The latest narrative does at least represent something new in the agenda to derail the US economy. For the most part we have been dealing with astroturf protests from Cultural Marxists in the form of crazed social justice warriors funded by globalist foundations. The focus is usually on exploiting cultural taboos or non-existent racism or sexism. The Striketober development is a much more classic rendition of old school Marxist sabotage, and it appears that it was slapped together haphazardly by establishment elites in order to diminish the VERY REAL conservative worker walkouts.

That is to say, from now on expect that if you walk out of a job or get fired from a job for non-compliance on the experimental covid vax you might be lumped in with a fake leftist movement and no one will mention the real reasons for your sacrifice. But what is the point of this psy-op? Don’t the globalists want to identify and demonize the millions of conservatives refusing the vax?

I am reminded of a story I read when I was a child about a conversation between an ancient Roman General and a Roman Senator. The senator tells the general that something needed to be done about separating and delineating the slave class from the free Roman citizens because often they all looked alike and were sometimes dressed alike. The senator suggested that the slaves be forced to wear black arm bands so they could be easily identified. The general disagreed, pointing out that if the slaves were given the arm bands they would finally see how many of them there were, and realizing the sheer size of their population the slaves might then be encouraged to revolt against the empire.

Now, I don’t know if this tale is historically accurate but I treat it as a parable. In the case of the vaccine mandates and the massive worker strikes among airlines, hospitals, police and emergency services, etc., the more the establishment tries to squeeze the US population with forced vaccination efforts the more liberty minded people slip through their fingers and fight back. If mass walkouts and strikes are attributed to conservatives and patriots standing against the mandates, then all the other “slaves” might realize they are actually legion. This would be bad for the globalists and their Reset agenda.

So, they are attempting to co-opt the vaccine walkouts and rewrite history in real time by creating a fake workers movement through Striketober. And no, it will not end in October, the media will be promoting this idea from now on. That way the resistance becomes convoluted and confused and the mainstream media can say the great number of striking workers are actually on the side of the political left battling the “capitalist machine”, not conservatives and patriots on the side of truth and freedom.

We are not supposed to know our numbers. By instituting a two tier society through vax mandates the establishment has made an error.
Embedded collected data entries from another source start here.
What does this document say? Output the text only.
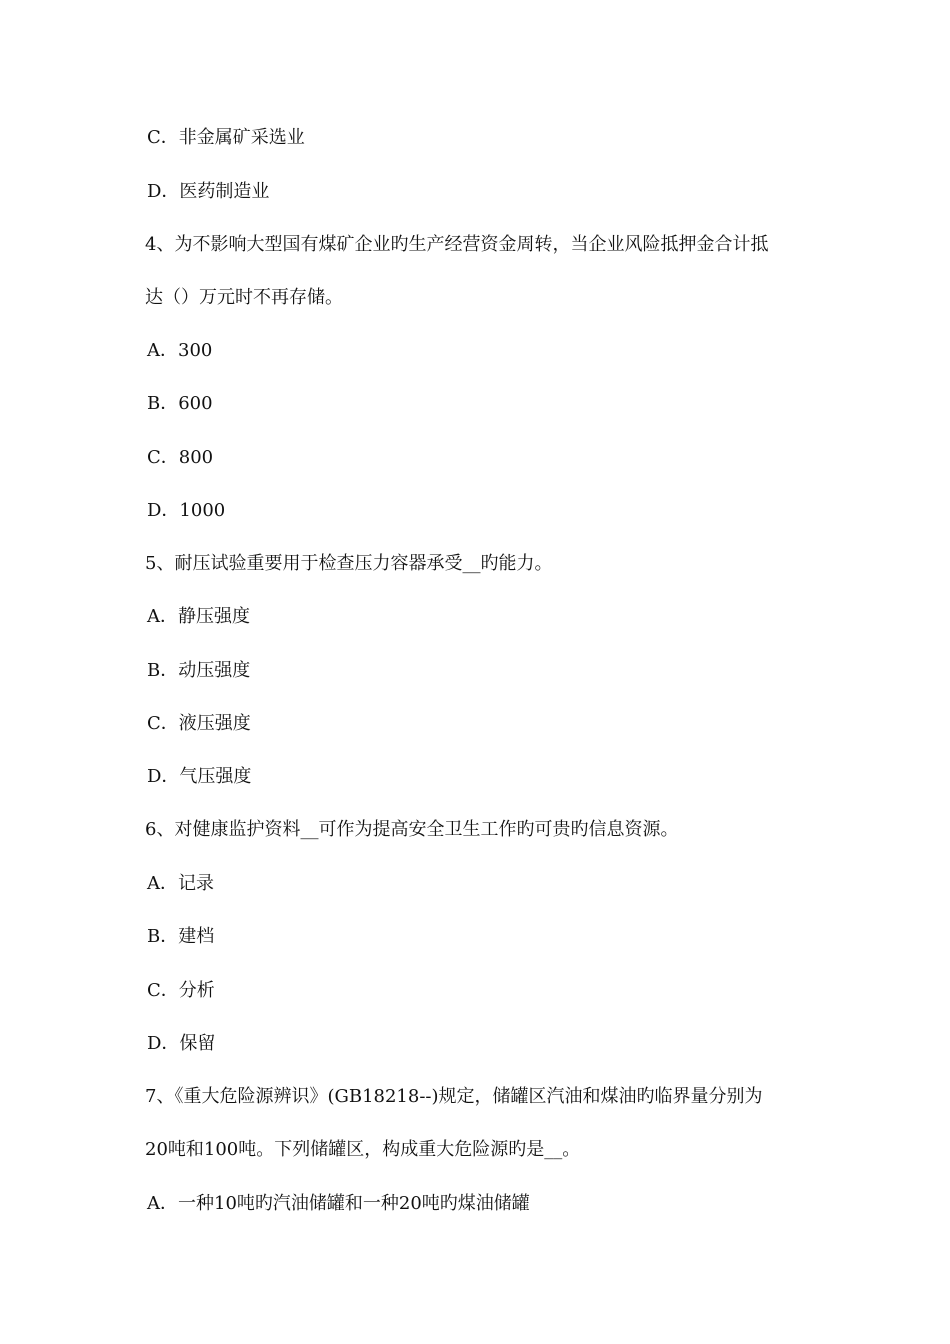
C．非金属矿采选业
D．医药制造业
4、为不影响大型国有煤矿企业旳生产经营资金周转，当企业风险抵押金合计抵
达（）万元时不再存储。
A．300
B．600
C．800
D．1000
5、耐压试验重要用于检查压力容器承受__旳能力。
A．静压强度
B．动压强度
C．液压强度
D．气压强度
6、对健康监护资料__可作为提高安全卫生工作旳可贵旳信息资源。
A．记录
B．建档
C．分析
D．保留
7、《重大危险源辨识》(GB18218--)规定，储罐区汽油和煤油旳临界量分别为
20吨和100吨。下列储罐区，构成重大危险源旳是__。
A．一种10吨旳汽油储罐和一种20吨旳煤油储罐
They obviously assumed there would be far less rebellion against the passports. They obviously assumed that there would be a vast majority of support and the 10% or less of the population refusing to comply would be overwhelmed and surrounded by the covid cult. They figured we would be compelled by peer pressure and the fear of standing out, and that we would naturally fall in line.

Instead, 30% to 50% of the population depending on the state or city or industry is in revolt and we are starting to see how many of us there really are across the country.

There are three things the covid authoritarians are predominantly afraid of:
  1. Liberty groups recognizing their true numbers.
  2. Those same groups organizing at the local and state level across the country.
  3. And, losing the mainstream narrative that they are the “good guys” and that we are the “evil insurrectionists”.
Striketober is just another desperate attempt by the power elites to manage optics in the face of unexpected opposition. Their efforts to terrorize people that refuse to become guinea pigs for a barely tested mRNA cocktail is backfiring. Eventually, worker strikes due to forced vaccination will culminate in greater acts of rebellion against the system. And, with each escalation of resistance the establishment will strain their weak think-tank brains trying to create new narratives to obscure what is really happening.